Aujourd’hui, Jésus se com­porte en diacre. Comme la pre­mière lec­ture nous l’a montré, « diacre » est syno­nyme de ser­vi­teur. Or, aujourd’hui, Jésus appa­raît comme le ser­vi­teur des demeu­res éternelles. Il s’y pro­mène en maître d’hôtel dont tous les recoins lui sont connus.

Contempler cette aisance du Christ nous ensei­gne sur la rela­tion qu’il vit avec son Père : une totale confiance. De là naît notre désir de nous rendre dans cet hôtel étoilé (bien au-delà de 5 étoiles !). Pourtant, peut-être vous l’êtes-vous avoué en pen­sant au ciel : quel­ques réti­cen­ces vous retien­nent. Pour cer­tains, cela va venir de la crainte de retrou­ver tel ou tel mortel, gra­cieu­se­ment admis au Paradis, tandis que nous l’aurions volon­tiers plongé …si ce n’est en enfer, du moins dans un pur­ga­toire pro­longé ! Et voilà que l’indul­gence de Dieu nous dérange.
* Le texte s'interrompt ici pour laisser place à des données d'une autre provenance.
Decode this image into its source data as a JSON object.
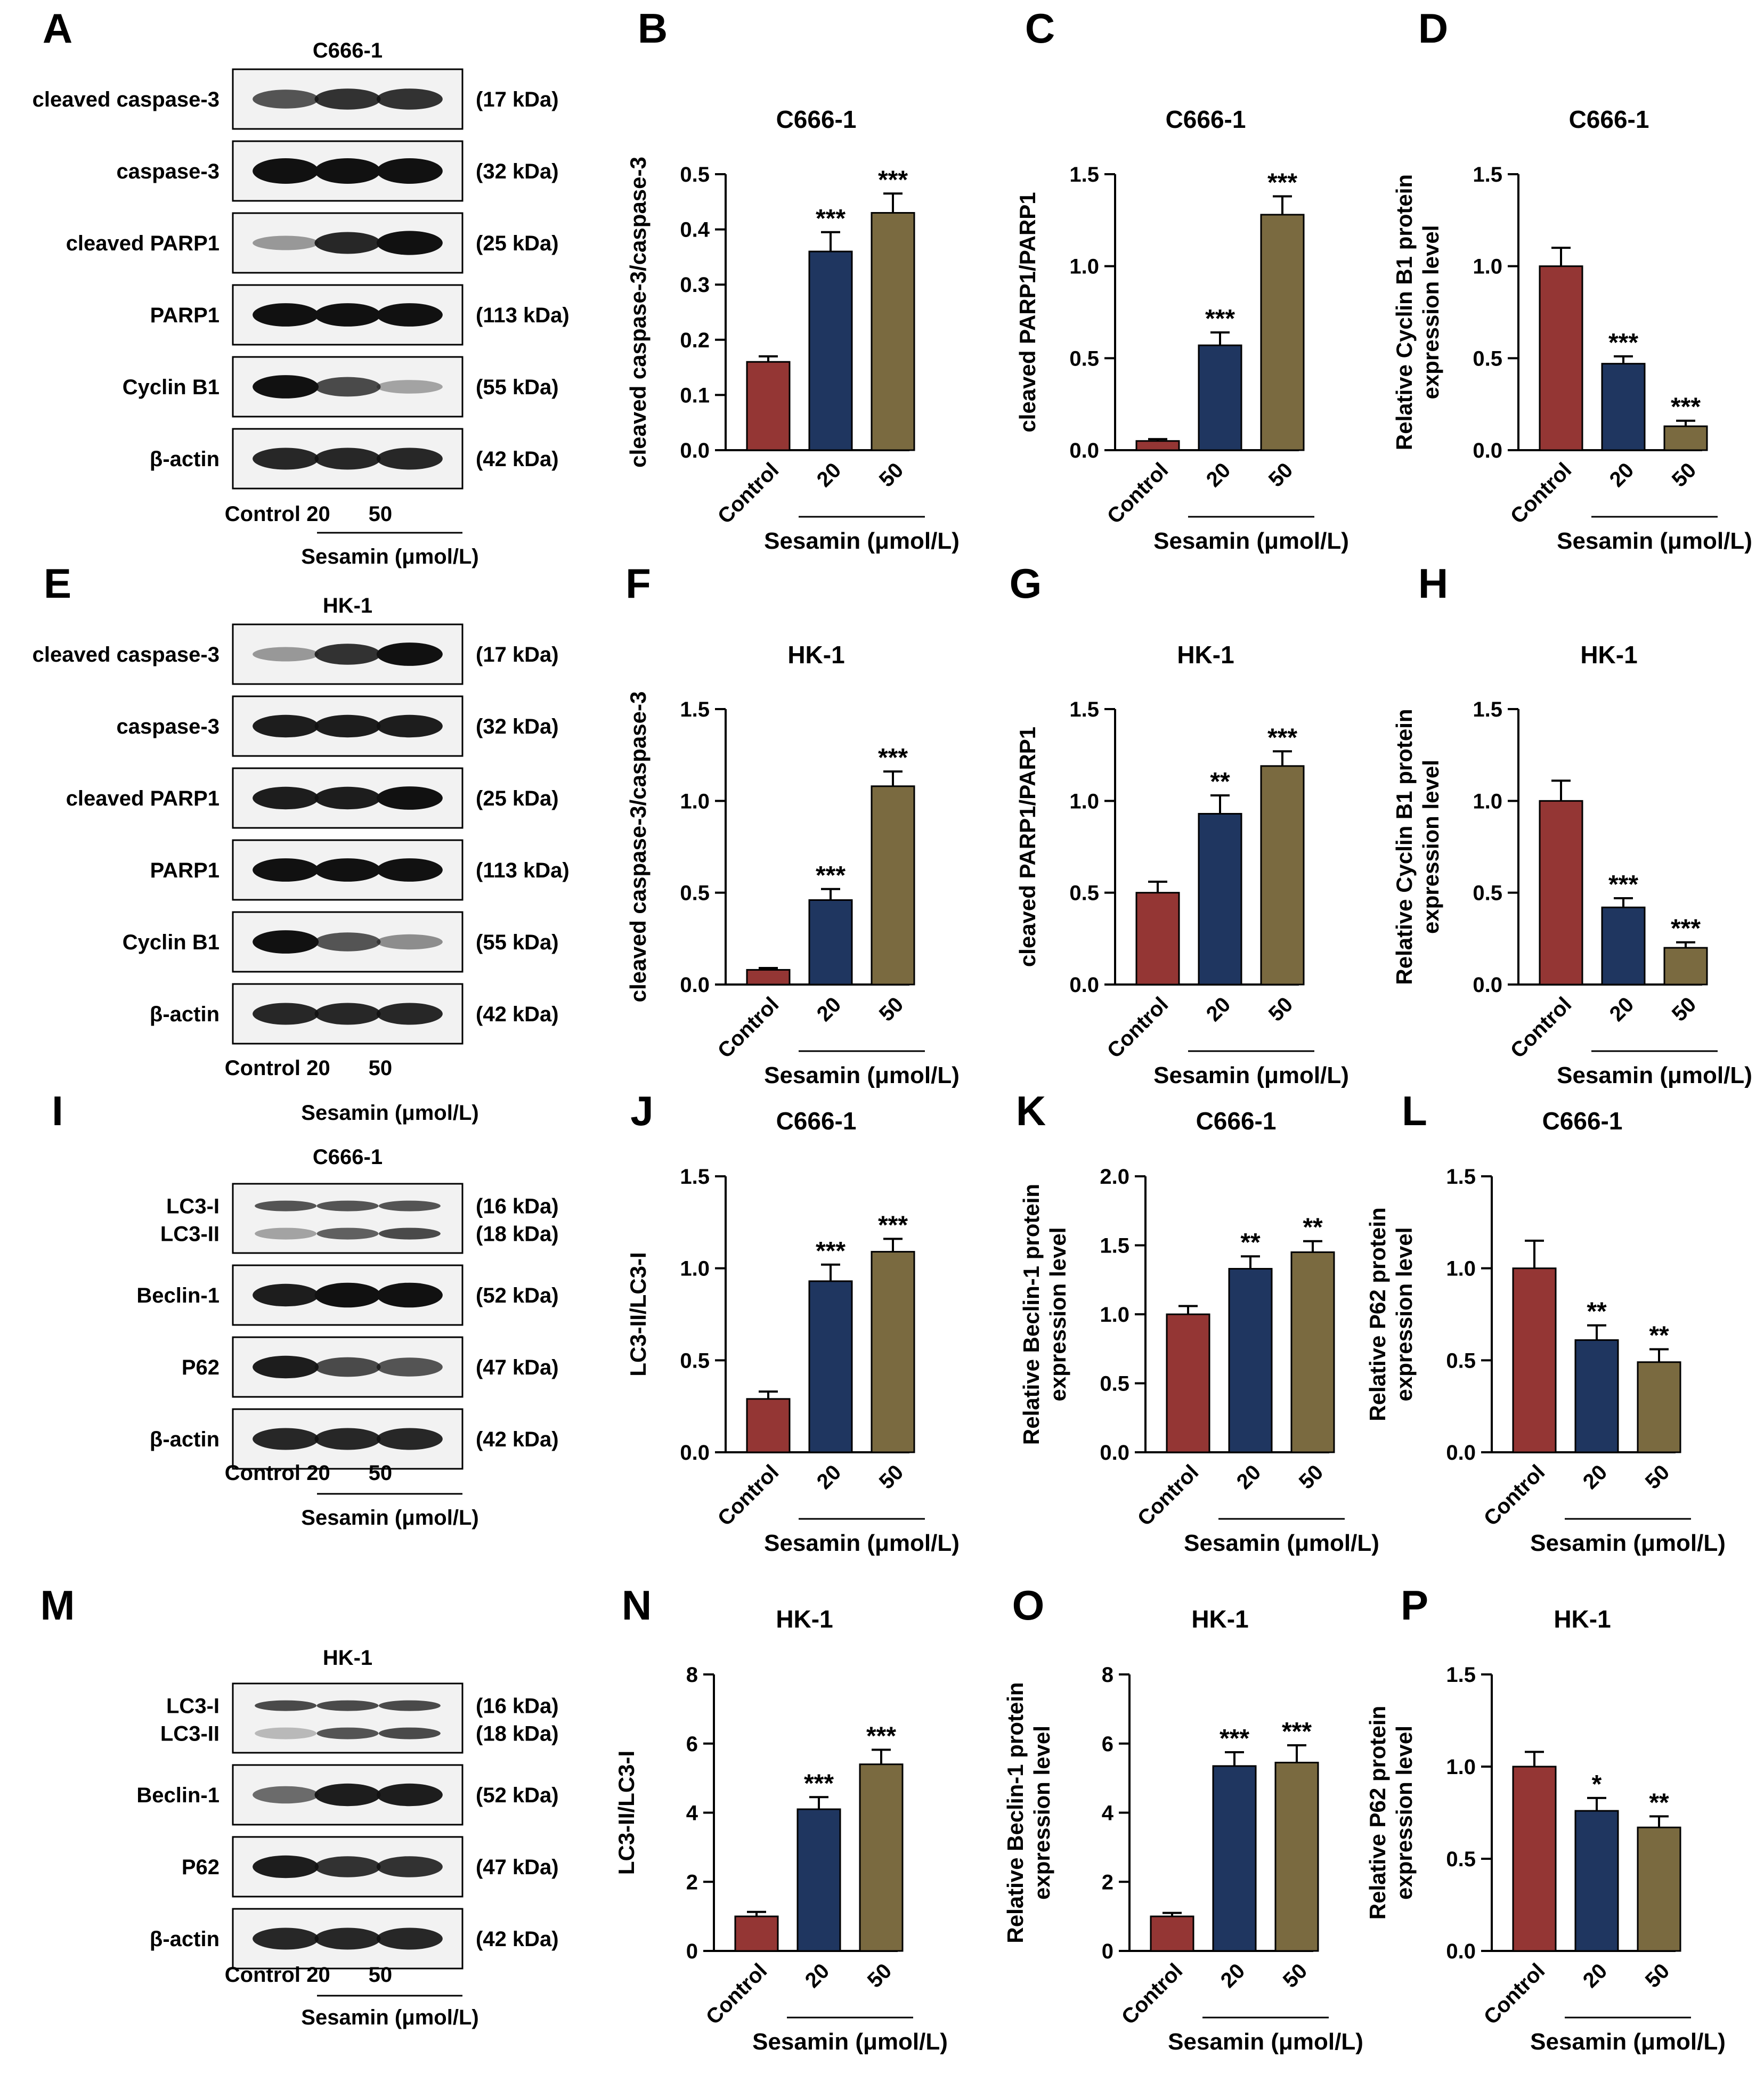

Pourtant la para­bole des ouvriers à la vigne, rétri­bués d’une même pièce d’argent à la fin de leur jour­née plus ou moins longue de tra­vail, nous ensei­gne une autre façon d’ouvrir les portes des demeu­res éternelles. Saint Augustin, écrit dans ce sens : « Que l’un soit supé­rieur à un autre en force, en sagesse, en jus­tice, en sain­teté, aucun ne sera exclu de cette maison, où chacun sera placé sui­vant son mérite ».  Réjouissons-nous donc pour l’indul­gence divine (qui nous sera peut-être utile ?!). Pour ce qui est du mérite, il n’est pas un frein à la vision de Dieu, puis­que Jésus nous promet aujourd’hui davan­tage : être avec lui !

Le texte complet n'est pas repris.